There might sort of be three pieces of relevant information, out of which my previous answer only addressed the first one.
The second one is, what’s up with mesaoptimizers? Why should we expect an AI to have mesaoptimizers, and why might they end up misaligned?
In order to understand why we would expect mesaoptimizers, we should maybe start by considering how AI training usually work. We usually use an outer optimizer—gradient descent—to train some neural network that we want to apply for some want we have. However, per the argument I made in the other comment thread, when we want to achieve something diffocult, we’re likely going to have the neural network itself do some sort of search or optimization. (Though see What is general-purpose search, and why might we expect to see it in ML systems? for more info.)
One way one could see the above is, with simple neural networks, the neural network itself “is not the AI” in some metaphorical sense. It can’t learn things on its own, solve goals, etc.. Rather, the entire system of {engineers and other workers who collect the data and write the code and tune the hyperparameters, datacenters who train the network, neural network itself} is the intelligence, and it’s not exactly entirely artificial, since it contains a lot of natural intelligence too. This is expensive! And only really works for problems we already know how to solve, since the training data has to come from somewhere! And it’s not retargetable, you have to start over if you have some new task that needs solving, which also makes it even more expensive! It’s obviously possible to make intelligences that are more autonomous (humans are an existence proof), and people are going to attempt to do so since it’s enormously economically valuable (unless it kills us all), and those intelligences would probably have a big internal consequentialist aspect to them, because that is what allows them to achieve things.
So, if we have a neural network or something which is a consequentualist optimizer, and that neural network was constructed by gradient descent, which itself is also an optimizer, then by definition that makes the neural network a mesaoptimizer (since mesaoptimizers by definition are optimizers constructed by other optimizers). So in a sense we “want” to produce mesaoptimizers.

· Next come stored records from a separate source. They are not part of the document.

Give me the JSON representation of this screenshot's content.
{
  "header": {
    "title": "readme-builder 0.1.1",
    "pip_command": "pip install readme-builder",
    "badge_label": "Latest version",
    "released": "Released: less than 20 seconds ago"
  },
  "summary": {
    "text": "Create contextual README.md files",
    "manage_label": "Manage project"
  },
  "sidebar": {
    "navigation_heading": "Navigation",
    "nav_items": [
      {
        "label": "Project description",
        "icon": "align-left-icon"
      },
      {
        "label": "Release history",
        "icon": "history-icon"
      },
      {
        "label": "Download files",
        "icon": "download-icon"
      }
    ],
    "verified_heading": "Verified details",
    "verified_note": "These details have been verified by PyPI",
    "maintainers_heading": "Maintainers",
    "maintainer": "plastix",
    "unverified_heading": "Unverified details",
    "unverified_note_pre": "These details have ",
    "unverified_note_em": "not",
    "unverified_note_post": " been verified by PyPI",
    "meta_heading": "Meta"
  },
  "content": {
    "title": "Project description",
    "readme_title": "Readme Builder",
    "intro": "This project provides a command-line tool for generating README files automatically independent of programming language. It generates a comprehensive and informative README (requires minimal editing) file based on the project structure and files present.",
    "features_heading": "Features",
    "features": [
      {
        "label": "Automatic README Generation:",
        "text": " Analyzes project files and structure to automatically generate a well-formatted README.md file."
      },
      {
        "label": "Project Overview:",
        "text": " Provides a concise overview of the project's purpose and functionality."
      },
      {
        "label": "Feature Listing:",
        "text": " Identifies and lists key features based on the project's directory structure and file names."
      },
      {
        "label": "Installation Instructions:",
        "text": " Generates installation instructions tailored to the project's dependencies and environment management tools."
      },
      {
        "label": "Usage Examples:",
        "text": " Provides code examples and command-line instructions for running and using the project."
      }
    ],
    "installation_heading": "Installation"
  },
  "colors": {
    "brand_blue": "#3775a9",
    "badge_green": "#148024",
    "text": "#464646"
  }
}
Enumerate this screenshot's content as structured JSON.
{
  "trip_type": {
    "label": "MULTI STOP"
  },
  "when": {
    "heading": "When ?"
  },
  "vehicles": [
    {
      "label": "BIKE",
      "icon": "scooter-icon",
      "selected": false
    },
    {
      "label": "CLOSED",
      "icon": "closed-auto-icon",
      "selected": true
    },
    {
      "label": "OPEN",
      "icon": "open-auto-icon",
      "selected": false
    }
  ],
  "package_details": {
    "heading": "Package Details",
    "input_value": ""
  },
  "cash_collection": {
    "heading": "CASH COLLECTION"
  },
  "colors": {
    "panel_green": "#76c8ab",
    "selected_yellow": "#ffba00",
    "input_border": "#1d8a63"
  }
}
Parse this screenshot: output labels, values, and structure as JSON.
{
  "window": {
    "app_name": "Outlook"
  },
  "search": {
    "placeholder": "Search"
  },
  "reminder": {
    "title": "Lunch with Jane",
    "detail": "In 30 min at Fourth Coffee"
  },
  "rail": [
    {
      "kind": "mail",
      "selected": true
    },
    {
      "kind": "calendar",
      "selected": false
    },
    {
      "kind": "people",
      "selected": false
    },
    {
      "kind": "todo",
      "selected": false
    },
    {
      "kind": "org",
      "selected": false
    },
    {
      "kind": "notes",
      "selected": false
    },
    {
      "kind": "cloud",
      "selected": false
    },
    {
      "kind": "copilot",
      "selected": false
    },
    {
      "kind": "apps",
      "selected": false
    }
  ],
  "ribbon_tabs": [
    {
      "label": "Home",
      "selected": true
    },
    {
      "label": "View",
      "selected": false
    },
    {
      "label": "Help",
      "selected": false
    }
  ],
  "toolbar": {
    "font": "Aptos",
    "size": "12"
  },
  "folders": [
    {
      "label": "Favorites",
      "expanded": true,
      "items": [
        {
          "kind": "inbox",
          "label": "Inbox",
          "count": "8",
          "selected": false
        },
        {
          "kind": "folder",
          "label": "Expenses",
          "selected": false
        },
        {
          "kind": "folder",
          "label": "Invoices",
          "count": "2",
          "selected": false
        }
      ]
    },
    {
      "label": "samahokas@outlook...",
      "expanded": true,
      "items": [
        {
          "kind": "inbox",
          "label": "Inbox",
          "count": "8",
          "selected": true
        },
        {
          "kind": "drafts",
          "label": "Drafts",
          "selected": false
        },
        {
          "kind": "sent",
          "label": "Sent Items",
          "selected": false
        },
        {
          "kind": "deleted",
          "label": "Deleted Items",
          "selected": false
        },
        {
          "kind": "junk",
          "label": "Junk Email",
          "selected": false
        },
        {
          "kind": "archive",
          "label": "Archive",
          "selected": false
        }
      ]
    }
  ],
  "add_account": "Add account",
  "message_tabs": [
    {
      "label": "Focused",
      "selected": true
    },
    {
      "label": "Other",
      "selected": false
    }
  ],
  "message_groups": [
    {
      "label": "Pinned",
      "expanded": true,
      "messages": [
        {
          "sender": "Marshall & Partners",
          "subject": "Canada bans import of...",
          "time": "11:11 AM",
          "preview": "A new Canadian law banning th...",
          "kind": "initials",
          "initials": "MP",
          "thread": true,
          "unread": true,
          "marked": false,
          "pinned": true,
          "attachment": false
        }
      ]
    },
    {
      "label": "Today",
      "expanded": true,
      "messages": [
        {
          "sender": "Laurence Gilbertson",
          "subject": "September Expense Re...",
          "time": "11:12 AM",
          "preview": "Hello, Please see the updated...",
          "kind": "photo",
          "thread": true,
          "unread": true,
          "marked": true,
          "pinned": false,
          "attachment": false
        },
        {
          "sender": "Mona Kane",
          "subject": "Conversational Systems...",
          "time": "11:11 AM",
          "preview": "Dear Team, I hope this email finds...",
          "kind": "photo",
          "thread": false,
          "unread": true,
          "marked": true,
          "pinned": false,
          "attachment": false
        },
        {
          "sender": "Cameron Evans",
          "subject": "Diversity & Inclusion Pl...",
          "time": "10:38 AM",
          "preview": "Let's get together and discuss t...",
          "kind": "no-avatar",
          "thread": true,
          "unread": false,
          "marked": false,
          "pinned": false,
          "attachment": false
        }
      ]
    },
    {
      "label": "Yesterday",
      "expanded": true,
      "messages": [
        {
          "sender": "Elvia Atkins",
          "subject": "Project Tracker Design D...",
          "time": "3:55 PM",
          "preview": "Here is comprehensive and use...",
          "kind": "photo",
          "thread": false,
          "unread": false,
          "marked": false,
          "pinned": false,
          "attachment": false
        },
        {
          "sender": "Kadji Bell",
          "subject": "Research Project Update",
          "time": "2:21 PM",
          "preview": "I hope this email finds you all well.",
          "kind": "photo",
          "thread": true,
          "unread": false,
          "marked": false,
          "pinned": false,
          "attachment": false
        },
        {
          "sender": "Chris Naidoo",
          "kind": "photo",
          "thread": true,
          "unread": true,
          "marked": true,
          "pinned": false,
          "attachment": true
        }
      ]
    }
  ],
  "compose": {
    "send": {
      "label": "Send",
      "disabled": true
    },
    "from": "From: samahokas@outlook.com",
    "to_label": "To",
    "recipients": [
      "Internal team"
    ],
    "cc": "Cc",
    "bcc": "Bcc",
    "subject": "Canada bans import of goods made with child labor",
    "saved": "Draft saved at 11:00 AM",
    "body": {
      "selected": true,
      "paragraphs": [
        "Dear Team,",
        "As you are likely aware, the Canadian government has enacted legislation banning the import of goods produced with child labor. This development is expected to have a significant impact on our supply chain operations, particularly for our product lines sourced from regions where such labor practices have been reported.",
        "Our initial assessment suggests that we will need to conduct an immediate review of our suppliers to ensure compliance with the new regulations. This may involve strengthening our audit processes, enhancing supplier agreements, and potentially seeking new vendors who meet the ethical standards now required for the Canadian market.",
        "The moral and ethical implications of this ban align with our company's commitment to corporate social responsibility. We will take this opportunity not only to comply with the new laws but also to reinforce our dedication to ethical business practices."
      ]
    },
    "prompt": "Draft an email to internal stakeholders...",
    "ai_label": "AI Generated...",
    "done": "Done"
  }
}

But the issue is, gradient descent is a really crude way of oroducing those mesaoptimizers. The current methods basically work by throwing the mesaoptimizer into some situation where we think we know what it should do, and then adjusting it so that it takes the actions we think it should take. So far, this leaves them very capability-limited, as they don’t do general optimization well, but capabilities researchers are aiming to fix that, and they have many plausible methods to improve them. So at some point, maybe we have some mesaoptimizer that was constructed through a bunch of examples of good and bad stuff, rather than through a careful definition of what we want it to do. And we might be worried that the process of “taking our definition of what we want → producing examples that do or do not align with that definition → stuffing those examples into the mesaoptimizer” goes wrong in such a way that the AI doesn’t follow our definition of what we want, but instead does something else—that’s the inner alignment problem. (Meanwhile the “take what we want → and define it” process is the outer alignment problem.)
So that was the second piece. Now the third piece of information: IMO it seems to me that a lot of people thinking about mesaoptimizers are not thinking about the “practical” case above, but instead more confused or hypothetical cases, where people end up with a mesaoptimizer almost no matter what. I’m probably not the right person to defend that perspective since they often seem confused to me, but here’s an attempt at a steelman:
Mesaoptimizers aren’t just a thing that you’re explicitly trying to make when you train advanced agents. They also happen automatically when trying to predict a system that itself contains agents, as those agents have to be predicted too. For instance for language models, you’re trying to predict text, but that text was written by people who were trying to do something when writing it, so a good language model will have a representation of an approximation of those goals.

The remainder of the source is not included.